We use the same Table 19 interpolant from [Leinert1998] to find the value in our arbitrary observing band:

\[I_\textrm{exozodi}(r, \lambda_0) = I^V_{\textrm{exozodi}}(r)\frac{I_{\textrm{zodi},\lambda}(\lambda_0)}{I_{\textrm{zodi},\lambda}(500\textrm{ nm})}\]

Finally, we may also wish to account for the impact of the inclination of the target system on the exozodiacal light brightness. Here we have several options: We can use the empirical relationship of the local zodi’s latitudinal variation from the TPF planner model by Don Lindler (2006), which was published as equation 16 of [Savransky2010]. This has the form:

\[f(\theta) = 2.44 − 0.0403\left(\frac{\theta}{1\textrm{ deg}}\right) + 0.000269 3\left(\frac{\theta^2}{1\textrm{ deg}^2}\right)\]
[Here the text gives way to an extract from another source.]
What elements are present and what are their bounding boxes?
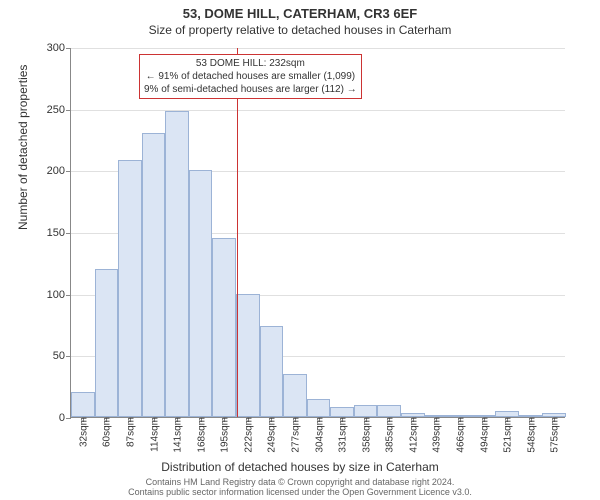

where \(\theta \triangleq \vert 90^\circ - I\vert\) and \(I\) is the orbital inclination of the target planet (\(\theta \equiv \vert\beta_\odot\vert\) for local zodi variations). We compare this against a similar relationship derived in [Stark2014] (equation B4) by fitting to the [Leinert1998] Table 17 data (at \(\Delta\lambda_\odot = 135^\circ\), where the local zodi approaches its minimum values). This has the form:

\[f(\theta) = 1.02 - 0.566 \sin\theta - 0.884 \sin^2\theta + 0.853 \sin^3\theta\]

It is important to note that the former fit is normalized at \(\theta = 90^\circ\) while the latter is normalized at \(\theta = 0^\circ\). Finally, we can compare these to direct interpolants of the [Leinert1998] Table 17 at \(\Delta\lambda_\odot = 135^\circ\) and \(90^\circ\).

Zodiacal light latitudinal variation models

Fig. 21 Different models of variation in Zodiacal light with viewing angle.

Fig. 21 shows a comparison of the two models (with the Lindler model re-normalized at \(\theta = 0\)) and the two interpolants. All of these, except for the interpolant at \(\Delta\lambda_\odot = 90^\circ\) have quite good agreement, and so we choose the Table interpolant at \(\Delta\lambda_\odot = 135^\circ\) as our default.

Important

While intensity ratios are all unitless, they will have different values at various wavelengths if evaluated in power units vs. photon units. Therefore, the units of the intensities used to compute the ratios must match those of the intensity being scaled. By default, EXOSIMS operates in the original units of the data (power units in the case of the [Leinert1998] tables) and converts to photon units as a final step, when needed.

Scaling the specific intensity values by the optical system’s field of view gives the spectral flux densities of the zodiacal and exozodiacal light. For more in-depth discussion, see [Keithly2020] and ZodiacalLight.